Qu'est-ce que la géolocalisation de flotte et pourquoi relève-t-elle du RGPD ?

Un système GPS embarqué dans un véhicule d'entreprise enregistre, de manière continue ou périodique, la position géographique du véhicule, sa vitesse, les arrêts effectués et, parfois, le comportement de conduite. Lorsque ce véhicule est attribué à un salarié identifié ou identifiable, les données générées constituent des données personnelles au sens de l'article 4.1 du RGPD : elles se rapportent à une personne physique identifiable par son lien avec le véhicule ou le dispositif.

Le traitement englobe la collecte, le stockage, la consultation et l'analyse de ces données par l'employeur. Chacune de ces opérations requiert une base juridique valide au titre de l'article 6.1 du RGPD, le respect du principe de transparence (art. 13 et 14 RGPD) et l'application du principe de minimisation des données (art. 5.1.c RGPD). Dans le contexte professionnel, la LOPDGDD ajoute une couche de protection spécifique à travers son article 90.

Chez Summum Consultoría, nous accompagnons les entreprises dans la mise en conformité de leurs systèmes de géolocalisation avec le cadre réglementaire en vigueur, en examinant la base juridique, les procédures d'information et les durées de conservation.

La base juridique du traitement : art. 6 RGPD et art. 90 LOPDGDD

L'employeur ne peut pas invoquer le consentement du salarié (art. 6.1.a RGPD) comme base juridique principale pour la géolocalisation. La raison est structurelle : le lien de subordination qui caractérise le contrat de travail empêche que le consentement soit libre, spécifique et sans ambiguïté tel qu'exigé par l'article 7 du RGPD. L'AEPD a réaffirmé cette position dans de nombreuses décisions.

Les bases juridiques applicables sont, selon la finalité concrète :

Article 90 LOPDGDD : la disposition spécifique à la géolocalisation en milieu professionnel

L'article 90 de la loi organique 3/2018 est la disposition qui régit expressément l'utilisation de systèmes de géolocalisation dans le contexte professionnel.

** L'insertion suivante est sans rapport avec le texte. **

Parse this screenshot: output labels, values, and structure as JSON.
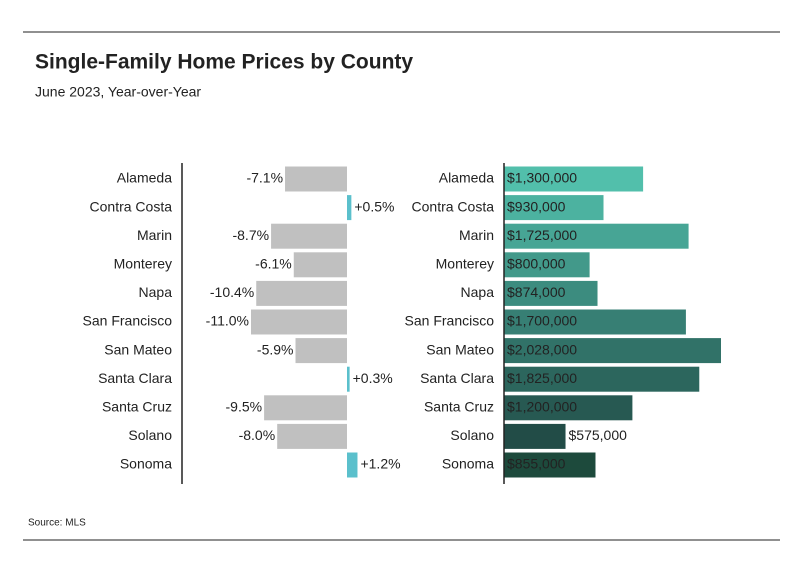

Il prévoit que « les employeurs peuvent traiter les données obtenues par des systèmes de géolocalisation pour exercer les fonctions de contrôle des salariés prévues à l'article 20.3 du Statut des travailleurs », mais impose deux obligations cumulatives en son paragraphe 2, auxquelles s'ajoute une limitation transversale découlant du principe de proportionnalité et du droit à la déconnexion numérique :

  1. [Art. 90.2 LOPDGDD] Informer préalablement et de manière expresse, claire et non équivoque les salariés et, le cas échéant, leurs représentants légaux, de l'existence et des caractéristiques du système.
  2. [Art. 90.2 LOPDGDD] Informer des modalités d'exercice des droits d'accès, de rectification, de limitation du traitement et d'effacement en lien avec le système de géolocalisation.
  3. [Art. 88 LOPDGDD + art. 5 RGPD] Respecter le droit à la vie privée du salarié en dehors de son temps de travail, en application du droit à la déconnexion numérique (art. 88 LOPDGDD) et des principes de proportionnalité et de minimisation des données (art. 5 RGPD), conformément aux critères réitérés de l'AEPD.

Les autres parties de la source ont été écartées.